Bob was sitting out front in his cruiser with the dome light on, filling out a report. In the back-seat was a man in an authentic-looking police uniform. He was disheveled and obviously angry and was shouting something. The sleeve had been pulled loose from his shirt.

He wasn't wearing the navy blue of the sheriff's department and city police, but he looked like a special officer, bonded to work security. I glanced at Bob and raised my eyebrows. The man obviously wasn't a real police officer but many special officers belonged to our reserve units and we worked closely with a lot of them.

"I went in for a walk through on my way to meet you," Bob said, "and this guy was inside staggering around. When I tried to get him outside quietly, he decided that he wanted to scuffle. Look closely at his uniform."

As I got closer, I heard that the prisoner was shouting the usual threats of lawsuits and other horrible repercussions that would follow his arrest because he knew important people. Leaning down for a closer look, I saw that his badge was not real and that the patches on his sleeves were not the kind used in our area by special police. I also noticed that the sleeve that had come loose from his shirt had been attached with Velcro.

"This guy's a male stripper from a traveling group that's appearing downtown," Bob told me, holding up a small revolver. "Look here. I thought this pistol was a toy at first but it's a real Saturday night special, .22 caliber. It's not loaded but it's real."

Both of us smiled widely. In the State of Tennessee at that time, carrying a weapon was a misdemeanor but carrying a weapon into an establishment that sold alcoholic beverage was and still is a felony. Strangely enough, the law didn't specify that the pistol had to be loaded to support the charge. As a matter of fact, it didn't even have to be functional. The pretend policemen would not be able to pay a small fine for being drunk and go on his merry way the next morning. He would have to make bond and appear in court.

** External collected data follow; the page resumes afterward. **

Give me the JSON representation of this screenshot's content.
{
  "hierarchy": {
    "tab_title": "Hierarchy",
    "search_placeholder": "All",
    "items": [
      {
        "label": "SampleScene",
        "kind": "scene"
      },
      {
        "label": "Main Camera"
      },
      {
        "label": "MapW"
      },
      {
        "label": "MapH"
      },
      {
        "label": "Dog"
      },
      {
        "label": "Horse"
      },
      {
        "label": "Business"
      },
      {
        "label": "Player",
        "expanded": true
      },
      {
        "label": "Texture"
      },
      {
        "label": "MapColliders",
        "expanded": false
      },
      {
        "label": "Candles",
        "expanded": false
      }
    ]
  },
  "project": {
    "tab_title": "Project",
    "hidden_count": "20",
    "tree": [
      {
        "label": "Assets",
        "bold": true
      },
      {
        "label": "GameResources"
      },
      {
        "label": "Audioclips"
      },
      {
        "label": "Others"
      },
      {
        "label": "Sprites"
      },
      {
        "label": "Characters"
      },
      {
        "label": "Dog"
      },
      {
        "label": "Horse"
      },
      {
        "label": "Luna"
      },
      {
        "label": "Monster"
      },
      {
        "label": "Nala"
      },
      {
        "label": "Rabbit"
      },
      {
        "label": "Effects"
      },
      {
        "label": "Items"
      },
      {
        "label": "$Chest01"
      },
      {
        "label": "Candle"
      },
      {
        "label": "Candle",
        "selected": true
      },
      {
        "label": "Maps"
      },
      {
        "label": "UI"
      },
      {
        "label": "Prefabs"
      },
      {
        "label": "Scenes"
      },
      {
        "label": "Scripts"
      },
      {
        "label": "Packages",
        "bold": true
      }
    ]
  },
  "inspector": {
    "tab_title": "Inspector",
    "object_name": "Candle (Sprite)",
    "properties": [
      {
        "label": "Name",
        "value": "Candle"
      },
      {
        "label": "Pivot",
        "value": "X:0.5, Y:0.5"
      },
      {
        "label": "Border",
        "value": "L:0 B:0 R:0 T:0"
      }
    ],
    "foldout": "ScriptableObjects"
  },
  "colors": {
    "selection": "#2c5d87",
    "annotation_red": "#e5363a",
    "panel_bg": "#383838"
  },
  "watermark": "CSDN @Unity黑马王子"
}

Of course, when it got to court we both knew he would be released with time served and the judge would either dismiss the felony charge or reduce it to a misdemeanor because our jails were under a federal cap. But that was all right. It a was Friday night and there wouldn't be any court until Monday afternoon. Justice had been served in curbstone court and the man would think twice about ever impersonating a police officer again, even as a joke.

During a lull in his shouting, Bob turned around and said to stripper in the police uniform: "This officer right here is a famous author and he's going to write a story and have cops all over the world laughing at you."

Bob was wrong about the famous part. I never did really become famous outside police circles, but I have written about the male stripper in the cop suit several times now. And cops never fail to laugh, no matter where they live and work.